A relação com a escola ficou desgastada, mas Ana Brandão seguiu firme em sua luta para que o filho tivesse um atendimento adequado. Por várias vezes, voltou a reclamar, como quando percebeu que Pedro não estava fazendo simulados para o vestibular. Apesar das dificuldades, eles foram até o fim. A mãe até hoje se emociona ao lembrar do dia da festa de formatura, quando não conseguiu segurar o choro ao ver seu filho tirando aquelas tradicionais fotos junto dos demais amigos.
Concluir o ensino médio foi uma vitória, mas Pedro seguiu seu caminho. Fez vestibular, e foi aprovado no curso de gastronomia do Senac. Está hoje no primeiro ano, e a mãe afirma que, desta vez, conta com todo apoio da instituição. A chegada ao ensino superior para um jovem com síndrome de Down ainda é rara, mas não foi a primeira vez no Brasil. O site do Movimento Down contabiliza outros 28 casos como o de Pedro.

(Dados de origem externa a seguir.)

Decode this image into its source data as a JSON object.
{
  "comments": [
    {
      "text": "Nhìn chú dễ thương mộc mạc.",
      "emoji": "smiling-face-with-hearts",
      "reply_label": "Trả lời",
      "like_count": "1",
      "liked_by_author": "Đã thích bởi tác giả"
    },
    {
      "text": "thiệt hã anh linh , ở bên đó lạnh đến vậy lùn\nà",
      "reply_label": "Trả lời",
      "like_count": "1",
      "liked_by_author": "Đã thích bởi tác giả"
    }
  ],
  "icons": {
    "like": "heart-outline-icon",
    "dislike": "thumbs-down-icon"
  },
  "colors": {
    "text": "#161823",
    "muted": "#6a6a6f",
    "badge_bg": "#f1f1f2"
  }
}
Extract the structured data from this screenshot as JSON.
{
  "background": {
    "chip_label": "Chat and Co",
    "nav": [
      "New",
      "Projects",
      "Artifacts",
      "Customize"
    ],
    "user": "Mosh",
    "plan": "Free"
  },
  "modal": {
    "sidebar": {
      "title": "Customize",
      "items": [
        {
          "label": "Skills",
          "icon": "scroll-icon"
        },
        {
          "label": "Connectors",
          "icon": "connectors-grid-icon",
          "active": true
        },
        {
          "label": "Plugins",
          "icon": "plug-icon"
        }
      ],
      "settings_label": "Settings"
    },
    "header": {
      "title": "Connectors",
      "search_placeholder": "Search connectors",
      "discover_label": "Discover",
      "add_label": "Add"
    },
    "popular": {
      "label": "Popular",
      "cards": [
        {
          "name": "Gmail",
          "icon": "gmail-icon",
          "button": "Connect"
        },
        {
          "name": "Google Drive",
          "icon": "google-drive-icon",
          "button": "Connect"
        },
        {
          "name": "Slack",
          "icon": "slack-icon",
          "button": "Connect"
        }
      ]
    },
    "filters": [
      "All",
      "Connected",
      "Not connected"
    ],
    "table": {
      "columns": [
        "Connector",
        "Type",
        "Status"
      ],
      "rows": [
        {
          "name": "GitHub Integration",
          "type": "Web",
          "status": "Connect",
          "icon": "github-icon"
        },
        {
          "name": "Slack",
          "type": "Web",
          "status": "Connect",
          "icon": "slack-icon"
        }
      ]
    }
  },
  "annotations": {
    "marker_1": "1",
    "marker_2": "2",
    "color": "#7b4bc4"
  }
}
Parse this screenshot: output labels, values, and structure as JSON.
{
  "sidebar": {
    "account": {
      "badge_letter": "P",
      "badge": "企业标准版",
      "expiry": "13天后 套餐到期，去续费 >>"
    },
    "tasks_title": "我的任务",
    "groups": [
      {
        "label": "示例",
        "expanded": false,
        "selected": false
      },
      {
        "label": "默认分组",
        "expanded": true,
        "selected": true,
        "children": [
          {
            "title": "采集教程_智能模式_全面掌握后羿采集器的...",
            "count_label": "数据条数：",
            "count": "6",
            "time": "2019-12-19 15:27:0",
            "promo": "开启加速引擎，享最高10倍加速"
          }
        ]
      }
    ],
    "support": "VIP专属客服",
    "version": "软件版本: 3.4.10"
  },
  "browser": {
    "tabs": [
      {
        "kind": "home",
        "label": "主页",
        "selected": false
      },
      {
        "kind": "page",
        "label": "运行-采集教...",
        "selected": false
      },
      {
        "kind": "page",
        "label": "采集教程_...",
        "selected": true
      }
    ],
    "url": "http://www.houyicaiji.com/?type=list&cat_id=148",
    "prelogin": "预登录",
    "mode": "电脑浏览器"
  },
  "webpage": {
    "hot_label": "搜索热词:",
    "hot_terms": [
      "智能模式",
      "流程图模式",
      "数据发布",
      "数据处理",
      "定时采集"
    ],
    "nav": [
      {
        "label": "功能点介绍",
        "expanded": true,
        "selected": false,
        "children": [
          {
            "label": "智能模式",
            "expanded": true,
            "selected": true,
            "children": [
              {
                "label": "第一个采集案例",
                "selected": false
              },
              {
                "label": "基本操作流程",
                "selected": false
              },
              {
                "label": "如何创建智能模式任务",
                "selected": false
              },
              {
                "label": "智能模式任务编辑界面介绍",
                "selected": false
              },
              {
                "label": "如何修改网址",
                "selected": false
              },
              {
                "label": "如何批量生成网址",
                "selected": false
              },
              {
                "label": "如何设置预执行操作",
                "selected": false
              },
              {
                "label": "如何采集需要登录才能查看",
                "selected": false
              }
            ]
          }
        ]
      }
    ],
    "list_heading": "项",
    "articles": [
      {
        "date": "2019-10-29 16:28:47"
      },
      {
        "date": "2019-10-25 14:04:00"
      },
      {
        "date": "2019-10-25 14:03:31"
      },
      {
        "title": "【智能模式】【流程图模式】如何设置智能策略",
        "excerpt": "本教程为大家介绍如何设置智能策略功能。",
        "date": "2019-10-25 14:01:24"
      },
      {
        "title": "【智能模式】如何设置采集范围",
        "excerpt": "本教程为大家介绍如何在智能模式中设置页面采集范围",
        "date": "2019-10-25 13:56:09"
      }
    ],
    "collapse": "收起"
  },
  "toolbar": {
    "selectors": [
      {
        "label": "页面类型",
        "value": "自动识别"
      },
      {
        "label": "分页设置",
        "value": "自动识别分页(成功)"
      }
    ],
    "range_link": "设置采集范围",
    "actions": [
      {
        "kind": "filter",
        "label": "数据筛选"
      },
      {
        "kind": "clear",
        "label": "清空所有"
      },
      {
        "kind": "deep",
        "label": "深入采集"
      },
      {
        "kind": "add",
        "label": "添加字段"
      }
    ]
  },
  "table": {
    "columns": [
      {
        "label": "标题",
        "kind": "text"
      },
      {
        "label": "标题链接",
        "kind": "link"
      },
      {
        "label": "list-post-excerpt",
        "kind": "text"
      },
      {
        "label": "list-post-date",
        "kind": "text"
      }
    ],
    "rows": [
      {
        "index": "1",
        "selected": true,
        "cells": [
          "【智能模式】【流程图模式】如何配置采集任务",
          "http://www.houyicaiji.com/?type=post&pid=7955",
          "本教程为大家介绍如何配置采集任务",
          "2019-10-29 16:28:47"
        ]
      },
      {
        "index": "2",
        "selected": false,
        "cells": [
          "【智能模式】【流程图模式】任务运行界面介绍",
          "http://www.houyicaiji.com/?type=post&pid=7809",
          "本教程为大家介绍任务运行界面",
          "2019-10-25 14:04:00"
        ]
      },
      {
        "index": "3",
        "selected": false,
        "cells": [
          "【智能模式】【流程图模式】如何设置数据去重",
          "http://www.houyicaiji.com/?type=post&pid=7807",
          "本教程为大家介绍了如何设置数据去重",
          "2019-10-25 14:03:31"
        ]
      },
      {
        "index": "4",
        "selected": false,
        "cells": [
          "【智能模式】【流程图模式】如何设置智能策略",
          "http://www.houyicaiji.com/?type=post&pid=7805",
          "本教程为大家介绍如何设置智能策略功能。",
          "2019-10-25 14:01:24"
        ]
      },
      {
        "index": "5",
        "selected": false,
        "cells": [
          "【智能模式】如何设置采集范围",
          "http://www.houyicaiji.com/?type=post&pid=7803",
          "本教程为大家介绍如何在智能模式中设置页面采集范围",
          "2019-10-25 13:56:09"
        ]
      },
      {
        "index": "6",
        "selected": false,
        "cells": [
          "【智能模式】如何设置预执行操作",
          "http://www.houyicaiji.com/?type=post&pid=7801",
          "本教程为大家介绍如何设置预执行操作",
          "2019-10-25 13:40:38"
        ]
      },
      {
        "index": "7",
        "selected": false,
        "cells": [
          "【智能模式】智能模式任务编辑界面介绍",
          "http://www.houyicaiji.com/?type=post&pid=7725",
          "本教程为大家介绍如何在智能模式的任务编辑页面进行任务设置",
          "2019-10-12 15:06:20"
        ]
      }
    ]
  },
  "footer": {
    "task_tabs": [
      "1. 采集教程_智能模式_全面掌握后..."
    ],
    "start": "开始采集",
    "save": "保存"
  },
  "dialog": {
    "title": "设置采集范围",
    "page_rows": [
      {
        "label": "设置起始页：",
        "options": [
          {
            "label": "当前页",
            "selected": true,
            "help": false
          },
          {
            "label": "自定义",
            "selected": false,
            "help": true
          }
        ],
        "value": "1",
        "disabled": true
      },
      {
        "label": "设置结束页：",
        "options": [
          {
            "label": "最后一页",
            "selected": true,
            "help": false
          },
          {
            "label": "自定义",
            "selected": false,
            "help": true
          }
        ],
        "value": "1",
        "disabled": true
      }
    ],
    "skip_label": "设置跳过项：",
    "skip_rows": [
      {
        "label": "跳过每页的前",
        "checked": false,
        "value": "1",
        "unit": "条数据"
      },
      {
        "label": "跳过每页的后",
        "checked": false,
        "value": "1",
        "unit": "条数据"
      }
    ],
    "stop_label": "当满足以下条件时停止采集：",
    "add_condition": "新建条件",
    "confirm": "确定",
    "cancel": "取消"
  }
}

Para que mais histórias como essas se repitam, e não apenas com pessoas com síndrome de Down, o movimento Down elaborou uma cartilha, disponível em seu site, com orientações sobre o que os pais precisam saber no momento da matrícula de seus filhos. Até um plantão de atendimento jurídico aconteceu na OAB do Rio para explicar às famílias seus direitos.
Mesmo que ainda longe do ideal, o Brasil teve avanços inegáveis no setor público, mas a rede privada ainda resiste à inclusão. Um levantamento feito a pedido da coluna pelo movimento Todos Pela Educação mostra que, dos 623 mil alunos com deficiência no ensino fundamental, 80,7% estão na rede pública, 15,7% em instituições privadas comunitárias ou confessionais (a maioria subsidiada pelo poder público para atender exclusivamente crianças com deficiência), e apenas 3,6% em particulares tradicionais.
A chegada de Pedro ao ensino superior foi uma vitória pessoal. Mas o feito do qual Ana Brandão mais se orgulha aconteceu na escola onde ela teve que brigar para garantir a inclusão de seu filho. Hoje, os pais de estudantes com síndrome de Down já não ouvem mais da direção que seus filhos deveriam parar de estudar no ensino médio ou procurar outra instituição. Pelo contrário. São incentivados a continuarem até o fim. Como Pedro.